Она опять вполнѣ казалась тою любознательной дѣвушкой, въ темныхъ, блестящихъ глазахъ которой не переставалъ отражаться неугомонный огонь ея духа, а съ губъ слетали то серебристый смѣхъ, то разумное слово.
-- Мнѣ кажется, что это стремленіе довольно часто слѣпо и неразумно, возразилъ Готтгольдъ,-- во всякомъ случаѣ я всегда совѣтывалъ бы молодому художнику не ѣздить въ Римъ до тѣхъ поръ пока онъ не будетъ твердо стоять на ногахъ, иначе онъ будетъ тамъ игрушкою тучъ и вѣтровъ. Гёте давно уже написалъ свои страницы о германской манерѣ въ искусствѣ и давно уже владѣлъ въ совершенствѣ этою манерою и искусствомъ, когда онъ отправился въ Италію; такимъ образомъ, онъ могъ подъ кедрами сада виллы Боргезе спокойно продолжать созданіе своего Фауста -- и возвратиться съ умомъ обогащеннымъ сокровищами его наблюденій надъ страною и людьми и тѣмъ что дѣлалось ими въ теченіи столѣтій подъ этимъ прекраснымъ небомъ,-- а все-таки остаться во глубинѣ своей художественной души тѣмъ же, что и былъ. Видишь, Цецилія, въ республикѣ искусствъ то же, что и въ государствѣ. Какой гражданинъ въ состояніи обнимать взоромъ великія отношенія государства, не изощривъ сперва этого взора на болѣе тѣсныхъ отношеніяхъ общинной жизни? кто въ состояніи сдѣлать что нибудь дѣльное для общины, не научившись сперва управлять своимъ домомъ? кто въ состояніи управлять своимъ домомъ, управлять своимъ семействомъ и руководить его, не умѣя управлять самимъ собою и руководить самого себя?

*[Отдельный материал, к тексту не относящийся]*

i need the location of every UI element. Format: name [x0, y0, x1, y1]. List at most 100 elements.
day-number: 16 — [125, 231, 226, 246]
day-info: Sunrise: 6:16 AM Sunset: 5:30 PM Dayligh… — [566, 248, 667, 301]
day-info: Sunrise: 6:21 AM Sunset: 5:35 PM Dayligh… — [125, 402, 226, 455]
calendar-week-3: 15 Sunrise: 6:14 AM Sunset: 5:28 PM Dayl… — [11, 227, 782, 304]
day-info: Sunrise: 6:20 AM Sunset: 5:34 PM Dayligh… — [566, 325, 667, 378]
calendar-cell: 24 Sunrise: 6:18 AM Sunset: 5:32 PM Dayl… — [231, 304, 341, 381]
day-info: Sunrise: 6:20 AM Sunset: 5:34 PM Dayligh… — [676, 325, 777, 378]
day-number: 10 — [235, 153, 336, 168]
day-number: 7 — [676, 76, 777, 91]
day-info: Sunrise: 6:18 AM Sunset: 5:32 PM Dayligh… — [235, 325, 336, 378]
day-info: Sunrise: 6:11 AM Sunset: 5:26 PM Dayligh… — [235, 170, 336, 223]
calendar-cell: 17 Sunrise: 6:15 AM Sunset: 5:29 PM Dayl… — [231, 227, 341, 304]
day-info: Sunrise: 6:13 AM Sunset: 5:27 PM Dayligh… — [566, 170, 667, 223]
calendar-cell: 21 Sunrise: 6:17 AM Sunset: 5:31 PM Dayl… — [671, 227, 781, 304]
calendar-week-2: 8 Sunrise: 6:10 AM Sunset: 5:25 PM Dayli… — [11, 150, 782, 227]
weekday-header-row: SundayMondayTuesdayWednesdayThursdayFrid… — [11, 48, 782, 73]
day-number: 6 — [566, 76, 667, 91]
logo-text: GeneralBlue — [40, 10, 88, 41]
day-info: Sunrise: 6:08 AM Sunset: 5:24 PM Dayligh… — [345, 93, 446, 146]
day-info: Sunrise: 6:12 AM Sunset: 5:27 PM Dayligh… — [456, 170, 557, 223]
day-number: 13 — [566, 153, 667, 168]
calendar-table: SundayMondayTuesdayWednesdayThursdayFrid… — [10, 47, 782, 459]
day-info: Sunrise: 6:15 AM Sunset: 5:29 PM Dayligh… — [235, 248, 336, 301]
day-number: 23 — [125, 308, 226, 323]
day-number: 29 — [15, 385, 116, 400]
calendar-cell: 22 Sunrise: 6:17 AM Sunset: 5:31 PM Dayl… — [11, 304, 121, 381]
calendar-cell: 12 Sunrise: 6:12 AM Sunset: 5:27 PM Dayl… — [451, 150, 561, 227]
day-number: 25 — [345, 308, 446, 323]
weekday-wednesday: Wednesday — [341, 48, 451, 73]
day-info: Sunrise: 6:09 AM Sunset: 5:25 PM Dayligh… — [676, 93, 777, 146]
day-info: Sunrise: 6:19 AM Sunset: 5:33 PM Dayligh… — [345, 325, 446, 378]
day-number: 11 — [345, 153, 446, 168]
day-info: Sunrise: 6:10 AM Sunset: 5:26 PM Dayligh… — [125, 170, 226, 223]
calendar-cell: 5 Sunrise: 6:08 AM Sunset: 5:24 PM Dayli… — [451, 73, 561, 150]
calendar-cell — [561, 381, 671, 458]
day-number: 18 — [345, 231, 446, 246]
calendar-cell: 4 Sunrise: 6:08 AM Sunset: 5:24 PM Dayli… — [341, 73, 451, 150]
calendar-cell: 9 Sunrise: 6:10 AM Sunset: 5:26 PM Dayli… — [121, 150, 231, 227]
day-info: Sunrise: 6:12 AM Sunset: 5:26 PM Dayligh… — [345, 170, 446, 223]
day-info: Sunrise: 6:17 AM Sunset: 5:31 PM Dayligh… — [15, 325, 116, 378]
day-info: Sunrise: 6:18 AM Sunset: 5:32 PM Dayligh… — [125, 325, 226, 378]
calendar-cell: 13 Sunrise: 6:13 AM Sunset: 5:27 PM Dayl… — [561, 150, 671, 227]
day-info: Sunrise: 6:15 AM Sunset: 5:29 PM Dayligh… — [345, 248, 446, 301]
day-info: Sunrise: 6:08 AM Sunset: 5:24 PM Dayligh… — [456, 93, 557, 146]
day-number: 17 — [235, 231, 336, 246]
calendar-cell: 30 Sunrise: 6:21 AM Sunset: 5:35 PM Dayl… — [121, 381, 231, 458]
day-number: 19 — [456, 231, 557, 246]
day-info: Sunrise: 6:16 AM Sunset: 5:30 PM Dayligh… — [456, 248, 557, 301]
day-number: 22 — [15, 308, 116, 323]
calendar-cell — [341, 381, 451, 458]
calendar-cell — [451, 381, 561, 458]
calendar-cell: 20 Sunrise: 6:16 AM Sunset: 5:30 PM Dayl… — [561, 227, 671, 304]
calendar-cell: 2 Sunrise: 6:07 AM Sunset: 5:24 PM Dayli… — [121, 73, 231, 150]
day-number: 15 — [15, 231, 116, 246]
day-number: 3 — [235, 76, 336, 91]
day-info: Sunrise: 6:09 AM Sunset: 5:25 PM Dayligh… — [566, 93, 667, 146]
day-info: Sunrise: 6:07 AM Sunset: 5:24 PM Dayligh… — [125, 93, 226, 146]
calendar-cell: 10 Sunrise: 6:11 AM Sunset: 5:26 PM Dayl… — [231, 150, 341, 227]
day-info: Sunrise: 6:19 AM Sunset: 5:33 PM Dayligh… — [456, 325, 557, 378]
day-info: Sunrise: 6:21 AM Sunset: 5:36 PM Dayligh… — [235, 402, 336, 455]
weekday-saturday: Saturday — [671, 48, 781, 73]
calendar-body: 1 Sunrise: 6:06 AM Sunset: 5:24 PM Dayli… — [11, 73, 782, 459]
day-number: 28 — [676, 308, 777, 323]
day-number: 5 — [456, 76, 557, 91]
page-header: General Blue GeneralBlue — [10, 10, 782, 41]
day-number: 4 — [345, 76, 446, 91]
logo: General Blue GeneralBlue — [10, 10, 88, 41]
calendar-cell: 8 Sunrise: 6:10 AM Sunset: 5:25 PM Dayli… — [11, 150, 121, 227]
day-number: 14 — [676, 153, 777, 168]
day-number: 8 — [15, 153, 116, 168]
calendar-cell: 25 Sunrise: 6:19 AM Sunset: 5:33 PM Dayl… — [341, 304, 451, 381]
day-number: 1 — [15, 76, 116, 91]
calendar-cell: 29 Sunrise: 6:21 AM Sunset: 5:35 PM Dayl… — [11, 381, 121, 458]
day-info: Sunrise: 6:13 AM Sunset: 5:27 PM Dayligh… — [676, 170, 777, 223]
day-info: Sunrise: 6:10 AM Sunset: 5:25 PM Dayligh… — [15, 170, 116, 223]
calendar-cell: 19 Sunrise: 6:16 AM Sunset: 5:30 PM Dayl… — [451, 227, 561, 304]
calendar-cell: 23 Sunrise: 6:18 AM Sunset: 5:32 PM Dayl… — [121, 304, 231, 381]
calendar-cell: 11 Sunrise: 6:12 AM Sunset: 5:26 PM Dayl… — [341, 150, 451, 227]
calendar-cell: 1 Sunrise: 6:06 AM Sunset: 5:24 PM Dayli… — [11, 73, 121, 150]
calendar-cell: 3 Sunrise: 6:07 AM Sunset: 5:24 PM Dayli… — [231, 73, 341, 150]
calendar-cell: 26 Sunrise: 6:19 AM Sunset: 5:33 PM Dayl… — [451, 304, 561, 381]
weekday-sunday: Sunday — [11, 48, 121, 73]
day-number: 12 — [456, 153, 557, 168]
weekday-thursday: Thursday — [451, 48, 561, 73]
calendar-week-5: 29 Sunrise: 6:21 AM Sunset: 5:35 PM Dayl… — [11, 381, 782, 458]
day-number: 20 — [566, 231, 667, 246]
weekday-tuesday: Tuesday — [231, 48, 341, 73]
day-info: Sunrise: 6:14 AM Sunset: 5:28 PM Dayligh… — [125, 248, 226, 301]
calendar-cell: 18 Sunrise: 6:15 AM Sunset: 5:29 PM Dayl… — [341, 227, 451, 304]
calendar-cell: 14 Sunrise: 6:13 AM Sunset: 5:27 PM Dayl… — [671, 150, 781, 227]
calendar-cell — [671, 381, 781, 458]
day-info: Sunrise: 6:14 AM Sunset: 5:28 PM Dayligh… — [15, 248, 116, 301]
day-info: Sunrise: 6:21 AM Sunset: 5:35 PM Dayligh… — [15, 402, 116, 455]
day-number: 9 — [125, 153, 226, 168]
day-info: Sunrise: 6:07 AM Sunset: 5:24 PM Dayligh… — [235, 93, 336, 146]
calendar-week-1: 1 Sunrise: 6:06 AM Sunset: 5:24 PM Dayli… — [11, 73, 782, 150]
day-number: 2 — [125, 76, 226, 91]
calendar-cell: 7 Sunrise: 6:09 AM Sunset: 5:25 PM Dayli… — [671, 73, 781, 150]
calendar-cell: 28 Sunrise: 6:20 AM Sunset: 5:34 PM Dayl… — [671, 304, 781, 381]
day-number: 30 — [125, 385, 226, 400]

Въ то время какъ Готтгольдъ говорилъ такимъ образомъ, къ нимъ подошла Гретхенъ. Цецилія взяла ее къ себѣ на колѣни, и дитя сидѣло тамъ смирно, словно понимая, что ему не слѣдовало говорить теперь. Когда Готтгольдъ замолчалъ, она сказала: "Мама, знаешь ли, я хочу, чтобъ у меня папой былъ дядя Готтгольдъ".